The Amsterdam we visited on Saturday was quite different.  This time no rats and garbage filled canals.  It morphed into something else in the last decade or so.  It was quite nice, actually, yet there was something mildly unsettling about it.



You know those Science Fiction stories when the protagonist travels into an alternate reality and the world they are used to doesn't exist because something happened or didn't happen in history?  Well, that type of thing just happened to me.  Turns out, there is an alternate reality in existence and it has nothing to do with legalized pot.

It's all the bicycles.

Imagine a world where except for conversations and perhaps the occasional engine here and there, it's nearly silent.  The only other sounds come from clicking freewheels and chains and occasional bells,  There are more bicycles than cars.  There are so many bicycles, in fact, that you trip over them on the sidewalks and in doorways.  Instead of watching for cars when crossing the street, it's the bicycles that you have to look for.  And, you have to watch for them constantly, because they're always there.   Everywhere.

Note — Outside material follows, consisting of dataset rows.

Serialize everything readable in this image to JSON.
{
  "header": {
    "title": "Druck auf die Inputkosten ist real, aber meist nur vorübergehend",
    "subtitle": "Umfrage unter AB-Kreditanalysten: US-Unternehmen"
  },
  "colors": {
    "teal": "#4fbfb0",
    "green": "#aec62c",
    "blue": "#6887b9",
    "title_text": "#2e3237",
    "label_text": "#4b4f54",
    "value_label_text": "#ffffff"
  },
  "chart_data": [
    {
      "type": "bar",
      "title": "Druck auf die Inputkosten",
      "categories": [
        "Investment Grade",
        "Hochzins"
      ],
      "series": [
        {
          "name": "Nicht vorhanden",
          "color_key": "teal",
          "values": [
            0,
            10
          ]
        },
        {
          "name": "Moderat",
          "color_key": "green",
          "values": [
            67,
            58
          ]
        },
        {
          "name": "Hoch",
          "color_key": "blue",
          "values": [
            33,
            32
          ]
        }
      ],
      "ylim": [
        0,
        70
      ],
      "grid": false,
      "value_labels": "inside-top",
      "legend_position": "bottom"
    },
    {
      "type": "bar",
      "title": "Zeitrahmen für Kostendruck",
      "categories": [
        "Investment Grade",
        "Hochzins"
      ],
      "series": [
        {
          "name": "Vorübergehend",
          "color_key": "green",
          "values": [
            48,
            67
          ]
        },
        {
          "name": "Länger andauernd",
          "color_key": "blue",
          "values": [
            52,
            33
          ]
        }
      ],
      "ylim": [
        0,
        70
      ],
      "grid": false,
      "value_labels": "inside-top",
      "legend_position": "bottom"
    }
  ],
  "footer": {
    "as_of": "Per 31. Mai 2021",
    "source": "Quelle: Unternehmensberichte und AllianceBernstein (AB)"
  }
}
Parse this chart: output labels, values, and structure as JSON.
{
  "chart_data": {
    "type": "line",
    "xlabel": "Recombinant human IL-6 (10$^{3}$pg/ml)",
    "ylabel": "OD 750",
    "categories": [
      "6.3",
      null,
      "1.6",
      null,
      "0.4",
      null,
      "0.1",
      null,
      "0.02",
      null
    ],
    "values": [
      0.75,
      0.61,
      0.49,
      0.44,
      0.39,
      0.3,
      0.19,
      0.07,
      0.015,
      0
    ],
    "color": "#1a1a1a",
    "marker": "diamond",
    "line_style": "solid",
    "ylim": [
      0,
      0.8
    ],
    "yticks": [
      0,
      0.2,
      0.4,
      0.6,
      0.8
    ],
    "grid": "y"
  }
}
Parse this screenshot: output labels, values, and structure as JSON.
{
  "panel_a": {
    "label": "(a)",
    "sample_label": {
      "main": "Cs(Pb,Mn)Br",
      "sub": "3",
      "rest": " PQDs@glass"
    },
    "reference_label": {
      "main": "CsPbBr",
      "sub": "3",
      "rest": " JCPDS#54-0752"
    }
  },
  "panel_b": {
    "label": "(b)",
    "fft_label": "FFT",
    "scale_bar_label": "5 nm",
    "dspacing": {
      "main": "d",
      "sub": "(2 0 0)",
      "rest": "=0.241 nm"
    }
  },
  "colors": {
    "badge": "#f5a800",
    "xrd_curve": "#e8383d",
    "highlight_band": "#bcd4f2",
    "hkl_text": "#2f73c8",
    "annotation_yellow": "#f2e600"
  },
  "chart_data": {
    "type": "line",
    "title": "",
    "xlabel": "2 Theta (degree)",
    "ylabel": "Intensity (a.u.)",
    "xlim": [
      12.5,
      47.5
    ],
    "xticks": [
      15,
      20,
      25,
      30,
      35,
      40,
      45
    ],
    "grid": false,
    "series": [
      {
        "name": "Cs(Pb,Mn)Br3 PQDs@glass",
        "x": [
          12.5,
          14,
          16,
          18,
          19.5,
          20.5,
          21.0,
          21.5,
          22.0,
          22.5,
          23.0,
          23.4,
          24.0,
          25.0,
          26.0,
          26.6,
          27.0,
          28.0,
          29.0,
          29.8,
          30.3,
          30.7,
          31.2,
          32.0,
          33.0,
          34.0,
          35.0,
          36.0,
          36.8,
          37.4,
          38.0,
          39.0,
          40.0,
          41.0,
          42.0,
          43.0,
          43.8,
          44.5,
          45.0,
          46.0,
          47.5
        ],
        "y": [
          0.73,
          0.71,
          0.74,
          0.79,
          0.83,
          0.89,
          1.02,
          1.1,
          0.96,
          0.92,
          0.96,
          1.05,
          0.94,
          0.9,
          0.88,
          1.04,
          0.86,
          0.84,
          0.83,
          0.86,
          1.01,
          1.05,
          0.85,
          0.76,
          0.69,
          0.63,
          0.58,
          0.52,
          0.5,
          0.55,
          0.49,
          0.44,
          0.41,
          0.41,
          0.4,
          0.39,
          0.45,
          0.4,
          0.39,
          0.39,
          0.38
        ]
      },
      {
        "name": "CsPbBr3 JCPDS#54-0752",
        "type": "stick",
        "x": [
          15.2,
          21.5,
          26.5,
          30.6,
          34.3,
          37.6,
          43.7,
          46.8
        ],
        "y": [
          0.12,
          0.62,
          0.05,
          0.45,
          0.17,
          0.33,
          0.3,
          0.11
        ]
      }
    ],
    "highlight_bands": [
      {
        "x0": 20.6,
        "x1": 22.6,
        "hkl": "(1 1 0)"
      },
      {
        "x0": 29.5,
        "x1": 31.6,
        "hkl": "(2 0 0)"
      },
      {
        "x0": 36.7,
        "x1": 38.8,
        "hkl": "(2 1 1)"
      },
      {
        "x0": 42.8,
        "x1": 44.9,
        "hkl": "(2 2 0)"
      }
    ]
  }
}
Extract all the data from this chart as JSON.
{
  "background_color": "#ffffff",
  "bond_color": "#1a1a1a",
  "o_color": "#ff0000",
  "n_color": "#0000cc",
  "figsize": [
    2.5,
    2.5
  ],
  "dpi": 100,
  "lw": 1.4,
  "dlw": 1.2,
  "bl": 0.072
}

I knew about the bicycles.  Everyone who knows about bicycles, knows about Amsterdam.  Heck, I'd even seen them before (other sights must have pushed them out of my memory).  However, nothing can really, really prepare you for all the bicycles when you see it.  It was incredible.  It was exactly what it would be like if automobiles never really caught on in the world.

 

It was beautiful, it was silent, and quite frankly, a little bit intimidating if you were driving a car.


Bike shops even outnumber Starbucks.

Of course, there are other things to enjoy besides bicycles.